Для этого я слазила на чердак, нашла дедовский бинокль, настроила его, и, когда у Пашки зажигались окна, я в темноте устраивалась на веранде с биноклем и доводила себя до отчаяния, рассматривая его голую спину или грудь.

Пришлось опять звонить за консультацией к Светке.

– И что ты ему такого сказала, почему он ушел? – взялась выяснять Светка.

– Он предложил объединить участки и построить общий большой дом, чтобы начать плодиться, – вспомнила я и зашмыгала носом.

– Ну а ты что? – растягивая слова в своей манере, допытывалась Светка.

– А я сказала, что он уже собирался однажды жениться на итальянке, и где она теперь? Что ему верить нельзя – вот что я ему сказала. И все. А он встал и ушел.

– Может, эта итальянка его бросила, а ты ему напомнила о ней?

– Может. Значит, он ее любит до сих пор? А что тогда со мной у него было?

Я высморкалась.

– Не реви, – попросила Кузнецова, – надо чтобы ты кого-нибудь пригласила к себе в гости.

– Приходи, – позвала я ее.

– Бестолочь, да не меня же, а мужчину.

– Это кого, например?

– Неужели все так плохо? – не поверила она.

– Хуже некуда. Если только шефа, но он останется жить, а нам этого не надо. Или надо?

– Это уж ты сама решай, что тебе надо, – дистанцировалась Светка, почувствовав, что я могу наломать дров.

То, что мне было надо, находилось на соседнем участке, в доме напротив. Кто ж знал, что мент может оказаться таким обидчивым? Неужели придется просить прощения? «Не дождешься», – заявила я соседу, глядя в бинокль на его окна.

Пашка появился в окне спальни, задернул шторы, я приготовилась зареветь, но тут раздался телефонный звонок.

Я отложила бинокль и в три прыжка оказалась у трубки, в надежде, что это звонит Егоров.

– Слушаю, – произнесла я и насторожилась.

Из трубки доносились всхлипы. Кому-то было хуже, чем мне.
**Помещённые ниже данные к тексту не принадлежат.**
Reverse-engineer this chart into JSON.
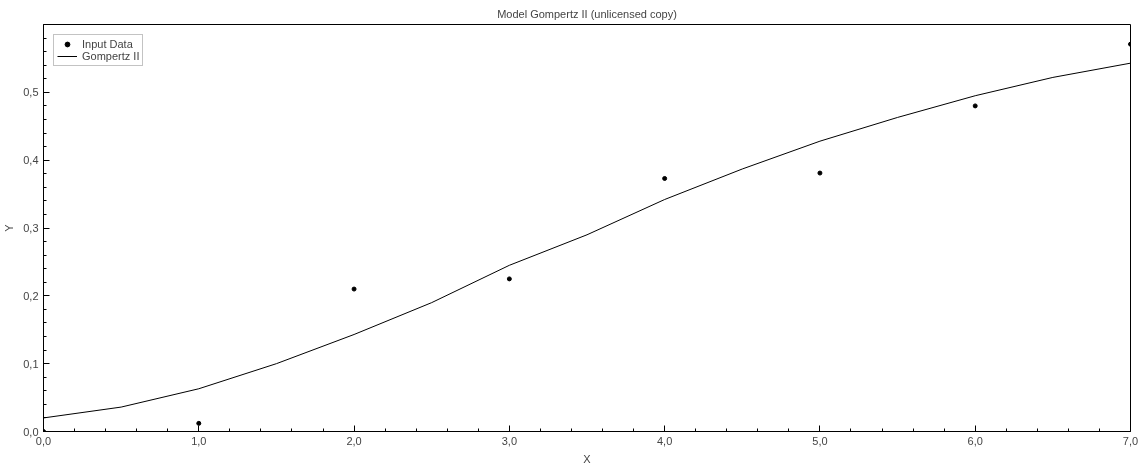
{
  "chart_data": {
    "type": "scatter",
    "title": "Model Gompertz II (unlicensed copy)",
    "xlabel": "X",
    "ylabel": "Y",
    "xlim": [
      0,
      7
    ],
    "ylim": [
      0,
      0.6
    ],
    "xticks": [
      {
        "value": 0,
        "label": "0,0"
      },
      {
        "value": 1,
        "label": "1,0"
      },
      {
        "value": 2,
        "label": "2,0"
      },
      {
        "value": 3,
        "label": "3,0"
      },
      {
        "value": 4,
        "label": "4,0"
      },
      {
        "value": 5,
        "label": "5,0"
      },
      {
        "value": 6,
        "label": "6,0"
      },
      {
        "value": 7,
        "label": "7,0"
      }
    ],
    "yticks": [
      {
        "value": 0,
        "label": "0,0"
      },
      {
        "value": 0.1,
        "label": "0,1"
      },
      {
        "value": 0.2,
        "label": "0,2"
      },
      {
        "value": 0.3,
        "label": "0,3"
      },
      {
        "value": 0.4,
        "label": "0,4"
      },
      {
        "value": 0.5,
        "label": "0,5"
      },
      {
        "value": 0.6,
        "label": null
      }
    ],
    "grid": false,
    "legend": "top left",
    "series": [
      {
        "name": "Input Data",
        "marker": "circle",
        "color": "#000000",
        "x": [
          0,
          1,
          2,
          3,
          4,
          5,
          6,
          7
        ],
        "values": [
          0,
          0.012,
          0.21,
          0.225,
          0.373,
          0.381,
          0.48,
          0.571
        ]
      },
      {
        "name": "Gompertz II",
        "type": "line",
        "marker": "none",
        "line_style": "solid",
        "color": "#000000",
        "x": [
          0,
          0.5,
          1,
          1.5,
          2,
          2.5,
          3,
          3.5,
          4,
          4.5,
          5,
          5.5,
          6,
          6.5,
          7
        ],
        "values": [
          0.02,
          0.036,
          0.063,
          0.1,
          0.143,
          0.19,
          0.245,
          0.29,
          0.342,
          0.387,
          0.428,
          0.463,
          0.495,
          0.522,
          0.543
        ]
      }
    ]
  }
}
– Але, слушаю, – повторила я.

– Катя, – позвал меня голос, который я не сразу узнала, – ты не могла бы ко мне приехать?

– Эля? Ты?

– Да, я. Пожалуйста, приезжай.

– Да, конечно, я приеду, скажи, что случилось?

Но Элеонора дала отбой. Я забегала по дому, собираясь на другой конец города. Оделась, забрала с собой Бильбо, рассудив, что одного его лучше не оставлять, села в машину и повернула ключ в замке. Ничего. Моя окулька не отзывалась.

– Приехали, – поняла я и пошла к соседу официально, через калитку.

Позвонила, подождала, опять позвонила. Дверь открылась, Пашка, выйдя на крыльцо, крикнул:

– Кто там?

– Соседи, – ответила я, делая независимое лицо.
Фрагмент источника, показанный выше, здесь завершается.